The Knesset Constitution, Law and Justice Committee on Tuesday began deliberations ahead of the second and third reading of a bill to enshrine in law government powers to fight the coronavirus pandemic, including the sanctioning of people in violations of quarantine and penalties for failure to wear a mask.
The three-month period allowed by law for emergency regulations expired on Monday meaning that at present, there is no legal enforcement of regulations prohibiting or restricting social gatherings, quarantine measures, temperature checks at the entrance to public spaces and stores and the wearing of face masks.
As a result, the Knesset was to vote Tuesday to extend the emergency regulations, pending the passage of the legislation.
The chair of the committee, Yaakov Asher of United Torah Judaism, said he did not table deliberations to prepare the draft bill for its second and third Knesset readings due to the late hour Monday and the fact that no members were present, even though the three-month period was about to elapse.
"There is a reason the legislature ruled the regulations cannot be extended beyond three months without legislation being passed here in the Knesset,” said Asher. “It is our duty to prepare the groundwork for such an emergency."
Asher said the emergency regulations would be extended on Tuesday, while the committee would begin making the relevant adjustments to the legislation, which would mean a delay in the vote.
“We won't be able to go over the entire law today, but we will try to fix as many things as possible,” he said.
Other members of the committee were critical of the scheduling of hearings so late at night, and only after the Knesset passed the so-called Norwegian Law allowing members of the cabinet to resign from the Knesset clearing the way for other party members to be sworn in.
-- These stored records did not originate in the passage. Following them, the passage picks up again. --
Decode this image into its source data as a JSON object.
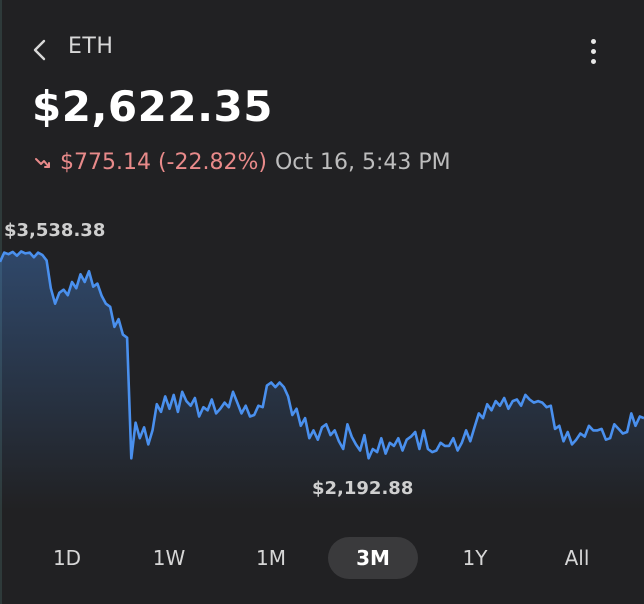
{
  "header": {
    "symbol": "ETH",
    "back_icon": "chevron-left-icon",
    "more_icon": "more-vertical-icon"
  },
  "price": "$2,622.35",
  "change": {
    "amount_pct": "$775.14 (-22.82%)",
    "timestamp": "Oct 16, 5:43 PM",
    "direction": "down",
    "color": "#e88a8a"
  },
  "chart_data": {
    "type": "line",
    "high_label": "$3,538.38",
    "low_label": "$2,192.88",
    "line_color": "#4a90ee",
    "values": [
      3470,
      3530,
      3520,
      3535,
      3510,
      3538,
      3525,
      3530,
      3500,
      3530,
      3515,
      3480,
      3300,
      3200,
      3270,
      3290,
      3255,
      3340,
      3300,
      3390,
      3340,
      3410,
      3310,
      3330,
      3250,
      3200,
      3180,
      3050,
      3100,
      3000,
      2980,
      2200,
      2430,
      2330,
      2400,
      2290,
      2380,
      2550,
      2500,
      2600,
      2520,
      2610,
      2500,
      2630,
      2570,
      2540,
      2590,
      2470,
      2530,
      2510,
      2580,
      2490,
      2520,
      2560,
      2530,
      2630,
      2560,
      2490,
      2540,
      2470,
      2480,
      2540,
      2530,
      2670,
      2690,
      2660,
      2690,
      2660,
      2600,
      2480,
      2520,
      2410,
      2460,
      2330,
      2380,
      2320,
      2400,
      2420,
      2350,
      2380,
      2310,
      2260,
      2420,
      2340,
      2290,
      2250,
      2350,
      2200,
      2260,
      2240,
      2330,
      2230,
      2300,
      2280,
      2330,
      2250,
      2320,
      2340,
      2370,
      2260,
      2380,
      2260,
      2240,
      2250,
      2300,
      2280,
      2280,
      2330,
      2250,
      2300,
      2380,
      2310,
      2400,
      2490,
      2460,
      2550,
      2510,
      2570,
      2540,
      2590,
      2520,
      2570,
      2580,
      2540,
      2610,
      2580,
      2560,
      2570,
      2560,
      2530,
      2540,
      2390,
      2410,
      2310,
      2370,
      2290,
      2320,
      2360,
      2340,
      2410,
      2380,
      2380,
      2390,
      2320,
      2330,
      2420,
      2390,
      2360,
      2370,
      2490,
      2410,
      2470,
      2460
    ],
    "ylim": [
      2150,
      3560
    ]
  },
  "ranges": [
    "1D",
    "1W",
    "1M",
    "3M",
    "1Y",
    "All"
  ],
  "active_range": "3M"
}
MK Yoav Segalovich from the opposition Yesh Atid party also slammed members of the government for being absent after the Norwegian Law was voted in.
"A government that wants to pass a law can stand up and defend it. These laws touch upon the most basic of rights, and there was no representative of the coalition here,” he said.
“According to the proposed bill, a police officer or municipality-appointed security officer may enter a place of residence for the purpose of supervising people ordered into quarantine and to impose fines,” Segalovich said.
"Entry into a person's private home when there is no suspicion of a crime and no warrant? I ask government representatives to tell me how many incidents they are aware of in which this clause in the bill was used? This is insanity," he said.
Fellow Yesh Atid MK Mickey Levy also lashed out at government members, specifically Blue & White.
The party, he said, had purportedly entered the coalition to help in the fight against the coronavirus, "and now the coronavirus law doesn't interest them."
Israel Police and municipal authorities say they had not enforced Health Ministry coronavirus directives Tuesday after the emergency regulations under which they were authorized had expired.